Postado em 25 dEurope/London junho dEurope/London 2009

A política tradicional e Lula, o pragmático

Por Maria Inês Nassif

Fonte: Valor Econômico

O presidente Luiz Inácio Lula da Silva tem grande senso prático, como registrou essa semana o presidente americano, Barack Obama. O excesso de pragmatismo, no entanto, incorporou como normalidade ceder (e muito) em negociações – públicas, legislativas – que incluem claros e notórios interesses privados e expor-se constante e publicamente para manter o status quo de setores e personagens ligadas à política tradicional.

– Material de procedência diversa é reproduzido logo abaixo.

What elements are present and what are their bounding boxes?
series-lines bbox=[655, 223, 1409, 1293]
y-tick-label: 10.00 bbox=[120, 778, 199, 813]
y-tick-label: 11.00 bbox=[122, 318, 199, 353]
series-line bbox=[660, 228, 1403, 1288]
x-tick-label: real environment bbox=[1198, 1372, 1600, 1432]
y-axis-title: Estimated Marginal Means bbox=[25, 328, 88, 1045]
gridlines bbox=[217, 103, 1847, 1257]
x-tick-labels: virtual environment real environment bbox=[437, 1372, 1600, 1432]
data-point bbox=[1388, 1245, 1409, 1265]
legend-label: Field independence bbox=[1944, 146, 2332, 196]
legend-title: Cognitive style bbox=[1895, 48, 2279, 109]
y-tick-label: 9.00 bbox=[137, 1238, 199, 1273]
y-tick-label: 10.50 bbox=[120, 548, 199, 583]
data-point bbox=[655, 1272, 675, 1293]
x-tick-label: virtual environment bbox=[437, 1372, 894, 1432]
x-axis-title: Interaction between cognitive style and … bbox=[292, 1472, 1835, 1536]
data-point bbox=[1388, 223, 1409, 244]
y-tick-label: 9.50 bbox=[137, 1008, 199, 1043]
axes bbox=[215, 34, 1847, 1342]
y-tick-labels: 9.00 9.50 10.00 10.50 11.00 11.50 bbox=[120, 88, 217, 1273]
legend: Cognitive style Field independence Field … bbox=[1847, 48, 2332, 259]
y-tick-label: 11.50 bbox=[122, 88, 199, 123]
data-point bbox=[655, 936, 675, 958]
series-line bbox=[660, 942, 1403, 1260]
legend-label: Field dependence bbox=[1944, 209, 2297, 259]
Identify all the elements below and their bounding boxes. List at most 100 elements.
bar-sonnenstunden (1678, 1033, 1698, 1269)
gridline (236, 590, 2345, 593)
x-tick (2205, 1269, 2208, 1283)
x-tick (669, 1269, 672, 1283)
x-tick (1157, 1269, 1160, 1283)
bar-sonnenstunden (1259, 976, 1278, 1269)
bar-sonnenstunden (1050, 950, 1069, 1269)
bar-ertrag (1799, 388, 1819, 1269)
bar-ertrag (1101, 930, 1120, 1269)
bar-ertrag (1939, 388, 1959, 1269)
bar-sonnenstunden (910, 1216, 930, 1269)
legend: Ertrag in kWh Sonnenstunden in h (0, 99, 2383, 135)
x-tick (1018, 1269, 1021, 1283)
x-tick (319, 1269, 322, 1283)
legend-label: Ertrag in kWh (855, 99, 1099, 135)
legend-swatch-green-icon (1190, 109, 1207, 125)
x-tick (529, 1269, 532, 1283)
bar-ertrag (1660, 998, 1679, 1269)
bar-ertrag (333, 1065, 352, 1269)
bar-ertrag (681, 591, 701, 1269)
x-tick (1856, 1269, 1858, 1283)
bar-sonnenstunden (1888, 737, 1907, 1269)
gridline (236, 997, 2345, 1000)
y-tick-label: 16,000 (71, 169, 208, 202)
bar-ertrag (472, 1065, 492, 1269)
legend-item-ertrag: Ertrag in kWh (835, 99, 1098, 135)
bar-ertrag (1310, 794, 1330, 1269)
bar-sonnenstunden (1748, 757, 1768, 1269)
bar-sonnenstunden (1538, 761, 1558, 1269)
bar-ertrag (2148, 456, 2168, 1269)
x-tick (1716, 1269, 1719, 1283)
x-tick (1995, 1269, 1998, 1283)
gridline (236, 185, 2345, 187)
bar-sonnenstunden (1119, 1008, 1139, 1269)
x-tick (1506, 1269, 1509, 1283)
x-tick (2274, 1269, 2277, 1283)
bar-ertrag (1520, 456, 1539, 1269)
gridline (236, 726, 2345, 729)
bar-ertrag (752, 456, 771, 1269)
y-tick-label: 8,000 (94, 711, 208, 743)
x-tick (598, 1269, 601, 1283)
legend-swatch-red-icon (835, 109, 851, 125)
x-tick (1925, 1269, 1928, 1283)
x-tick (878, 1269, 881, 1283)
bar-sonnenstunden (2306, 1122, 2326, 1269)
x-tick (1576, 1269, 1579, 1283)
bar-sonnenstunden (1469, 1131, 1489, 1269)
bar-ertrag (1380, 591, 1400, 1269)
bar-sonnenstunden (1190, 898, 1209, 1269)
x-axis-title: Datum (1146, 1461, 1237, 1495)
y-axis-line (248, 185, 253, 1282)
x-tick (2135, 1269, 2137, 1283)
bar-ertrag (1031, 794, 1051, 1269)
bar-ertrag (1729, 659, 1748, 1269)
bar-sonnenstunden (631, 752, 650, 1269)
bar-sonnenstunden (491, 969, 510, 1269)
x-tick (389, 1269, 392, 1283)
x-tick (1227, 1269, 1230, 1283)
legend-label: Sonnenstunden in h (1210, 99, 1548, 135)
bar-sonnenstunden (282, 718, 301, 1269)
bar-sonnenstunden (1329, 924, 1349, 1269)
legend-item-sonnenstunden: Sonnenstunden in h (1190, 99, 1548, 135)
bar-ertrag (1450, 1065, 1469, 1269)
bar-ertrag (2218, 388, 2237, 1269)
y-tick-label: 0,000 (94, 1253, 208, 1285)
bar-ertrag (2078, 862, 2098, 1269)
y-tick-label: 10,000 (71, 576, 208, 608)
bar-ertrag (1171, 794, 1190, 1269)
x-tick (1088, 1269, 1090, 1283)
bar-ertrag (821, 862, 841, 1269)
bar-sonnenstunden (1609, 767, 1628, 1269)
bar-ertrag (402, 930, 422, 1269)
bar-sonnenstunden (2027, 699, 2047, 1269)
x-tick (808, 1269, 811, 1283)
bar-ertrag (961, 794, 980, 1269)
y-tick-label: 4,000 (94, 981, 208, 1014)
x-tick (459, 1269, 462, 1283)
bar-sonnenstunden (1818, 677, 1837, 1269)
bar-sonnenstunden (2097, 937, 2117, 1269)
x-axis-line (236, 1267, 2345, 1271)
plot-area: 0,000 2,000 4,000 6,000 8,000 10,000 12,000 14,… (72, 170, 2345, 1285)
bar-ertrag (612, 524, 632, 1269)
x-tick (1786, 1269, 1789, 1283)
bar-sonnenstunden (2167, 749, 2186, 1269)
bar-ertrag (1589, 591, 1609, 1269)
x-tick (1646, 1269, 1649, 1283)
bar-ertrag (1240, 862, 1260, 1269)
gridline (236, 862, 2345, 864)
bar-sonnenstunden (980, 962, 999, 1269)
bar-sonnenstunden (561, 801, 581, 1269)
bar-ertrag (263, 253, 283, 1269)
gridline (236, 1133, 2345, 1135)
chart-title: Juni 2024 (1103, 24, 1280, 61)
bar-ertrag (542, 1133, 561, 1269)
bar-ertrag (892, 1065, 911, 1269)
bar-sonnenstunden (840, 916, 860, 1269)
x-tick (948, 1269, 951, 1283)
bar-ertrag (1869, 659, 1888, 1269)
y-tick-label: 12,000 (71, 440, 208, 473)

O senso prático do governo petista acabou resultando numa soma de movimentos contraditórios que em algum momento forçarão Lula a escolhas que tenta evitar.

O resultado dos programas de distribuição de renda foi a surpresa do primeiro mandato. A injeção de recursos em comunidades muito pobres, que tradicionalmente mantiveram as oligarquias regionais com seus votos, provocou uma mudança estrutural. Os ganhos de cidadania nessas regiões, em especial nas de fraca urbanização, minaram o poder da política tradicional. Está se formando uma geração de políticos apartada das lideranças locais e com forte apoio comunitário, ligada a partidos com maior preocupação social. Essa mudança começa a se delinear e se firma numa relação político-eleitoral da qual foi eliminada a mediação dos chefes políticos locais.

O movimento é outro na política institucional. O pragmatismo de Lula evita o confronto direto com os políticos de sua base de apoio. Assim, o mesmo presidente que viabiliza uma revitalização política nas regiões antes dominadas pela política tradicional, retirando o poder de intermediação do seus chefes, reinventa esses políticos quando eles são parceiros na política nacional. Uma vez acomodados na base de apoio parlamentar do governo, os políticos em declínio nas suas bases voltam a elas pelas mãos do presidente. Leia o resto do artigo »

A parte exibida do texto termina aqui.